Therein, I guess, lies the rub. I’ll give Fury Road the “fun” label – it certainly wasn’t an experience I wish I hadn’t had when it was over. But I don’t get “moving” from it and, in retrospect, can see where the fact that it “barely has a script” is perhaps a main reason why. It’s not the film is incoherent (which is a credit to the editing work), it just doesn’t make much sense.
The talk about Fury Road reminds me a little of the buzz last year around Boyhood. It, too, was a great movie making experiment, filmed over years in order to capture the main character aging into adulthood. However, I remember, amidst the plaudits, that some critics dared to suggest that, at the end of the day, the finished product wasn’t all that captivating. Still, the audacity of its making carried it a long way.
Technical achievement is worth celebrating, but it’s not the be all and end all of art. Progressive rock, more than most subgenres of popular music, values instrumental mastery – it lionizes people who can play. That being said, there’s still something to be said for avoiding the “too many notes” trap). A flurry of sound might be impressive, but is it interesting or moving? Not necessarily.

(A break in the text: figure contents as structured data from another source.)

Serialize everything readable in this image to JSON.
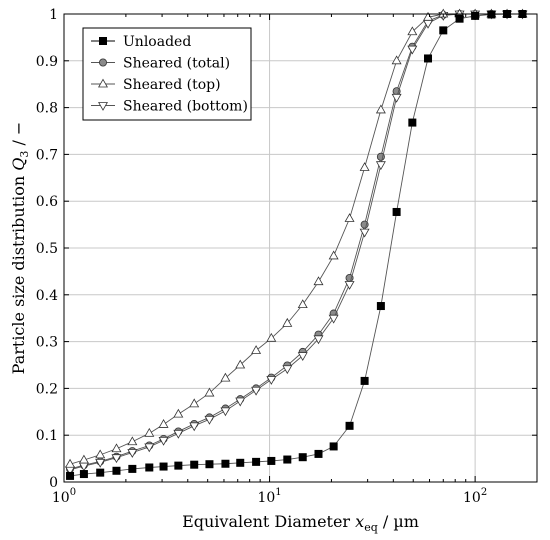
{
  "chart_data": {
    "type": "line",
    "xscale": "log",
    "xlim": [
      1,
      200
    ],
    "ylim": [
      0,
      1
    ],
    "xlabel": "Equivalent Diameter ",
    "xlabel_var": "x",
    "xlabel_sub": "eq",
    "xlabel_unit": " / µm",
    "ylabel": "Particle size distribution ",
    "ylabel_var": "Q",
    "ylabel_sub": "3",
    "ylabel_unit": " / −",
    "grid": true,
    "legend_position": "top-left",
    "x_ticks": [
      {
        "value": 1,
        "base": "10",
        "exp": "0"
      },
      {
        "value": 10,
        "base": "10",
        "exp": "1"
      },
      {
        "value": 100,
        "base": "10",
        "exp": "2"
      }
    ],
    "y_ticks": [
      {
        "value": 0,
        "label": "0"
      },
      {
        "value": 0.1,
        "label": "0.1"
      },
      {
        "value": 0.2,
        "label": "0.2"
      },
      {
        "value": 0.3,
        "label": "0.3"
      },
      {
        "value": 0.4,
        "label": "0.4"
      },
      {
        "value": 0.5,
        "label": "0.5"
      },
      {
        "value": 0.6,
        "label": "0.6"
      },
      {
        "value": 0.7,
        "label": "0.7"
      },
      {
        "value": 0.8,
        "label": "0.8"
      },
      {
        "value": 0.9,
        "label": "0.9"
      },
      {
        "value": 1,
        "label": "1"
      }
    ],
    "series": [
      {
        "name": "Unloaded",
        "marker": "square-filled",
        "color": "#000000",
        "x": [
          1.07,
          1.25,
          1.5,
          1.8,
          2.15,
          2.6,
          3.05,
          3.6,
          4.3,
          5.1,
          6.1,
          7.2,
          8.6,
          10.2,
          12.2,
          14.5,
          17.3,
          20.5,
          24.5,
          29,
          34.8,
          41.5,
          49.5,
          59,
          70,
          84,
          100,
          120,
          143,
          170
        ],
        "y": [
          0.013,
          0.017,
          0.02,
          0.024,
          0.028,
          0.031,
          0.033,
          0.035,
          0.037,
          0.038,
          0.039,
          0.041,
          0.043,
          0.045,
          0.048,
          0.053,
          0.06,
          0.076,
          0.12,
          0.216,
          0.376,
          0.577,
          0.768,
          0.905,
          0.965,
          0.99,
          0.996,
          0.999,
          1.0,
          1.0
        ]
      },
      {
        "name": "Sheared (total)",
        "marker": "circle-gray",
        "color": "#808080",
        "x": [
          1.07,
          1.25,
          1.5,
          1.8,
          2.15,
          2.6,
          3.05,
          3.6,
          4.3,
          5.1,
          6.1,
          7.2,
          8.6,
          10.2,
          12.2,
          14.5,
          17.3,
          20.5,
          24.5,
          29,
          34.8,
          41.5,
          49.5,
          59,
          70,
          84,
          100,
          120,
          143,
          170
        ],
        "y": [
          0.028,
          0.036,
          0.044,
          0.054,
          0.066,
          0.078,
          0.092,
          0.108,
          0.124,
          0.138,
          0.157,
          0.177,
          0.2,
          0.223,
          0.249,
          0.278,
          0.315,
          0.36,
          0.436,
          0.55,
          0.695,
          0.835,
          0.93,
          0.985,
          0.998,
          1.0,
          1.0,
          1.0,
          1.0,
          1.0
        ]
      },
      {
        "name": "Sheared (top)",
        "marker": "triangle-up-open",
        "color": "#555555",
        "x": [
          1.07,
          1.25,
          1.5,
          1.8,
          2.15,
          2.6,
          3.05,
          3.6,
          4.3,
          5.1,
          6.1,
          7.2,
          8.6,
          10.2,
          12.2,
          14.5,
          17.3,
          20.5,
          24.5,
          29,
          34.8,
          41.5,
          49.5,
          59,
          70,
          84,
          100,
          120,
          143,
          170
        ],
        "y": [
          0.038,
          0.047,
          0.058,
          0.071,
          0.086,
          0.104,
          0.123,
          0.145,
          0.167,
          0.19,
          0.222,
          0.25,
          0.281,
          0.307,
          0.339,
          0.379,
          0.428,
          0.483,
          0.563,
          0.672,
          0.795,
          0.9,
          0.962,
          0.993,
          1.0,
          1.0,
          1.0,
          1.0,
          1.0,
          1.0
        ]
      },
      {
        "name": "Sheared (bottom)",
        "marker": "triangle-down-open",
        "color": "#555555",
        "x": [
          1.07,
          1.25,
          1.5,
          1.8,
          2.15,
          2.6,
          3.05,
          3.6,
          4.3,
          5.1,
          6.1,
          7.2,
          8.6,
          10.2,
          12.2,
          14.5,
          17.3,
          20.5,
          24.5,
          29,
          34.8,
          41.5,
          49.5,
          59,
          70,
          84,
          100,
          120,
          143,
          170
        ],
        "y": [
          0.026,
          0.034,
          0.042,
          0.052,
          0.063,
          0.075,
          0.089,
          0.104,
          0.12,
          0.134,
          0.152,
          0.173,
          0.196,
          0.219,
          0.242,
          0.27,
          0.306,
          0.35,
          0.422,
          0.534,
          0.678,
          0.822,
          0.925,
          0.98,
          0.997,
          1.0,
          1.0,
          1.0,
          1.0,
          1.0
        ]
      }
    ]
  }
}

So it goes with literature. Clever wordplay and narrative structure that defies common sense can be daring experiments and produce new ways of telling stories. But at the end of the day, if the story itself doesn’t connect with readers, it’s a lot of flash that, in the end, doesn’t produce much heat.
Same thing with movies. Fury Road is, without a doubt, technically impressive. I just didn’t get a lot out of it beyond that. To be truly great, as so many think Fury Road is, demands more.